Healthcare

Automation Framework Solution for a Healthcare Company

Our client is a publicly traded company that provides physician practices, hospitals, and other healthcare providers with practice management and electronic health record technology, including electronic prescribing, care management, and revenue cycle software.

The company is dedicated to providing the best possible client experience. It supports 180,000 physicians in 50,000 practices, 1,500 hospitals including 100% of US News & World Report’s “Honor Roll” hospitals and 10,000 post-acute care organizations. The scale of its client base enables them to connect providers and patients wherever care is delivered – in the hospital, in the clinic, in post-acute care facilities, or in the patient’s own home.

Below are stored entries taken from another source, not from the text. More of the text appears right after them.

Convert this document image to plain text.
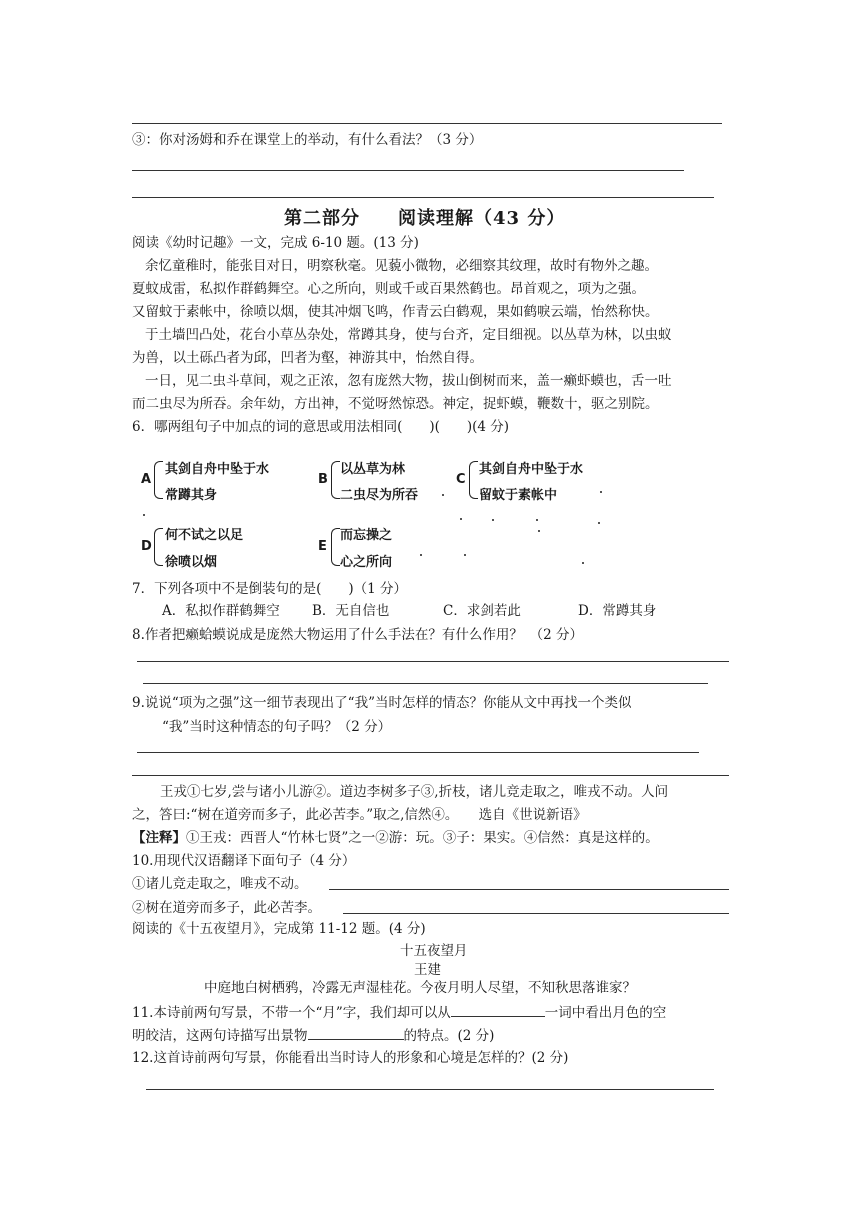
③：你对汤姆和乔在课堂上的举动，有什么看法？（3 分）
第二部分　　阅读理解（43 分）
阅读《幼时记趣》一文，完成 6-10 题。(13 分)
余忆童稚时，能张目对日，明察秋毫。见藐小微物，必细察其纹理，故时有物外之趣。
夏蚊成雷，私拟作群鹤舞空。心之所向，则或千或百果然鹤也。昂首观之，项为之强。
又留蚊于素帐中，徐喷以烟，使其冲烟飞鸣，作青云白鹤观，果如鹤唳云端，怡然称快。
于土墙凹凸处，花台小草丛杂处，常蹲其身，使与台齐，定目细视。以丛草为林，以虫蚁
为兽，以土砾凸者为邱，凹者为壑，神游其中，怡然自得。
一日，见二虫斗草间，观之正浓，忽有庞然大物，拔山倒树而来，盖一癞虾蟆也，舌一吐
而二虫尽为所吞。余年幼，方出神，不觉呀然惊恐。神定，捉虾蟆，鞭数十，驱之别院。
6．哪两组句子中加点的词的意思或用法相同(　　)(　　)(4 分)
A
其剑自舟中坠于水
常蹲其身
B
以丛草为林
二虫尽为所吞
C
其剑自舟中坠于水
留蚊于素帐中
D
何不试之以足
徐喷以烟
E
而忘操之
心之所向
7．下列各项中不是倒装句的是(　　)（1 分）
A．私拟作群鹤舞空 B．无自信也	C．求剑若此	D．常蹲其身
8.作者把癞蛤蟆说成是庞然大物运用了什么手法在？有什么作用？　（2 分）
9.说说“项为之强”这一细节表现出了“我”当时怎样的情态？你能从文中再找一个类似
“我”当时这种情态的句子吗？（2 分）
王戎①七岁,尝与诸小儿游②。道边李树多子③,折枝，诸儿竞走取之，唯戎不动。人问
之，答曰:“树在道旁而多子，此必苦李。”取之,信然④。　　选自《世说新语》
【注释】①王戎：西晋人“竹林七贤”之一②游：玩。③子：果实。④信然：真是这样的。
10.用现代汉语翻译下面句子（4 分）
①诸儿竞走取之，唯戎不动。
②树在道旁而多子，此必苦李。
阅读的《十五夜望月》，完成第 11-12 题。(4 分)
十五夜望月
王建
中庭地白树栖鸦，冷露无声湿桂花。今夜月明人尽望，不知秋思落谁家？
11.本诗前两句写景，不带一个“月”字，我们却可以从	一词中看出月色的空
明皎洁，这两句诗描写出景物	的特点。(2 分)
12.这首诗前两句写景，你能看出当时诗人的形象和心境是怎样的？(2 分)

So, nearly one-third of practicing U.S. physicians and more than 1.5 million hospital clinicians use our client’s products.

Business Challenge

To enhance their breadth of products and services, our client merged with several healthcare software companies focused on providing advanced healthcare IT. With a large variety of software products, each product had its own development team in different locations with different strategies. The challenge was establishing a set of standards and processes tha t could be reused across different departments and locations. Specifically the company needed User Interface (UI) automation.

Project Solution

Our Client reached out to SoftServe to conduct a deep analysis of specific projects (ten applications), built on Microsoft and Apple stacks in order to deliver a number of proposed solutions to satisfy the majority of their needs. The solution included documented reusable practices, built with project independence and UI instrument/technology independence in mind, as well as a set of project specific components. The Automation Framework solution included the following main principles:

  • Flexible and future-proof. The software component was developed with the understanding that new features both on the level of common logic and project specific logic can be added in the future.
  • Application agnostic. Basic modules were pluggable for any project with a User Interface, regardless of the business logic and specifics.
  • Technology agnostic. Numerous tools on the market can be used to interact with the user interface. Depending on the application, the best UI instrument will vary – mobile platform, web based solution, or desktop application.
  • Support for the structured and modular programming model that was easy to install and use.

One of the challenges in automated testing development is code duplication. After the framework was established, code duplication metrics were gathered from several old (SCMCore, ACI) and newly developed (CD, CM) automation projects. The graph shows the relation of the duplication metric, collected by Microsoft Visual Studio, and lines of code. The red line indicates code duplication on the business level and the green line indicates duplication on the entire solution. The goal is to have the least amount of code duplicates for better maintainability of the solution.

As demonstrated, new projects had a great improvement in the code duplication metrics. On average, projects duplication rates were improved 4 times.

Business Value

As a result, the framework components and practices were embedded on several different projects with different management and distributed teams. Distribution of the teams allowed for an easier transfer of knowledge regarding the automation between the projects.

Having the same practices reused across the company allowed shorter ramp up periods for new developers and better re-usage of resources across the company. Additionally, a center of excellence was established in the company to capture the most frequent issues and provide fast resolutions and better support.